Educação Artística e de Literatura e História Brasileiras. (BRASIL, 2003b, grifo do autor).

Em atividade prática no ensino linguístico, citam-se, como exemplo, “adaptações da capoeira em Roraima”, sem especificar que adaptação é essa. Na forma descrita, deixa entender como se existisse um tipo de capoeira próprio de Roraima.

Outra questão importante é que a temática afrobrasileira está ligada ao indígena; o grande problema dos temas está interligado. É que a cultura indígena se sobrepõe na realidade de Boa Vista e sempre deixa a cultura negra em segundo plano.

Na disciplina de Língua Portuguesa, especifica exclusivamente as contribuições linguísticas indígenas e salienta também os dialetos e as línguas diferentes, como o espanhol e o inglês, pois Roraima, geograficamente, faz fronteira com a Venezuela e a Guiana Inglesa.

Na literatura, em nenhum momento descreve a situação didático-pedagógica que retome a temática afrobrasileira.

Então o ensino de Literatura, em nenhum momento desenvolve o tema, não estando de acordo com a Lei nº 10.639, de 9 de janeiro de 2003, ao descrever no Art. 26-A., § 2º: Os conteúdos referentes à História e Cultura Afro-Brasileira serão ministrados no âmbito de todo o currículo escolar, em especial nas áreas de Educação Artística e de Literatura e História Brasileiras”. (BRASIL, 2003b).

Promove-se, assim, uma ocultação da literatura afro, como se, no Brasil, ou mesmo em Roraima, não existisse ou não tivesse importância para desenvolver no processo de ensino-aprendizagem nas escolas do Ensino Médio de Roraima.

Nos Projetos Político-Pedagógicos (PPP) das escolas, no que se refere ao objeto da pesquisa, não citam a Lei 10.639/03 e o Parecer do CNE 01 e 03/2004, com relação à inclusão do tema da educação das relações raciais e do ensino de História e Cultura Afrobrasileira e Africana.

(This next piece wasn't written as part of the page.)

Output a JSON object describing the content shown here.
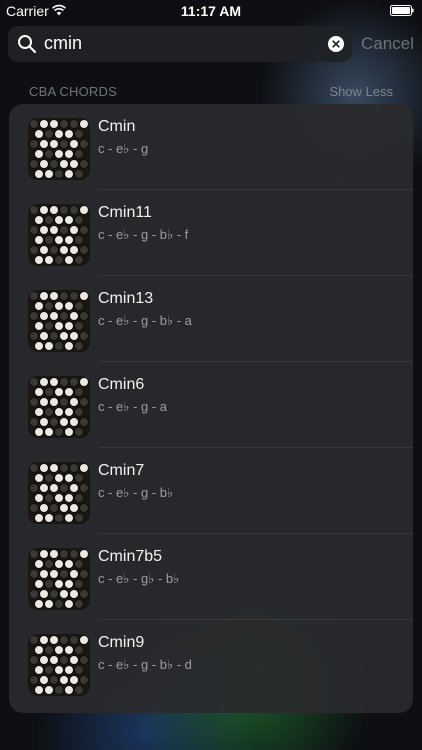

No que se refere à missão, esta está de forma generalizada nas duas escolas, no respeito às diversidades, em que se promova o ensino-aprendizagem dialógico e se incuta no aluno atuação crítica e participativa.

A relação do Projeto Político-Pedagógico está relacionada intrinsicamente com o currículo desenvolvido na escola, mas o referido projeto, em que deveriam constar diretrizes para o trabalho pedagógico das culturas dos povos, não especifica como também é o documento pouco valorizado, pois ele deveria ser a base da atividade didático-pedagógico-administrativa da escola.

No que se refere às disciplinas nas duas escolas, as relações raciais estão configuradas no ensino de Artes, ao expor, nos PPP, a importância de analisar, refletir, respeitar e preservar as diversas manifestações de arte, as múltiplas linguagens que são utilizadas por diferentes grupos sociais e étnicos, interagindo com o patrimônio nacional e internacional, que se deve conhecer e compreender em sua dimensão sócio-histórica.

Também foi especificado na disciplina de Sociologia, ao se descrever que é necessário compreender e valorizar as diferentes manifestações culturais de etnias e segmentos sociais, agindo de modo a preservar o direito à diversidade, enquanto princípio estético, político e ético que supera conflitos e tensões do mundo atual.

A obrigatoriedade legal da inclusão da História e Cultura Afrobrasileira e Africana, que têm como finalidade o fortalecimento da consciência negra, tanto entre os negros e como em outras etnias, nos documentos educacionais acima apresentados, no que se refere ao currículo do estado de Roraima e nas repercussões pedagógicas, no Projeto Político Pedagógico das escolas na cidade de Boa Vista/RR, ainda não valorizam devidamente nem buscam reparar os danos que se repetem há séculos no que se refere ao povo afrobrasileiro.

Faz-se necessária uma política educacional que ressalte temas que focalizem a história e a cultura afrobrasileira e africana, pois esta temática diz respeito a todas as etnias, visto que se faz necessária uma formação numa perspectiva multicultural, para assim termos uma sociedade de respeito mútuo e de predominância democrática.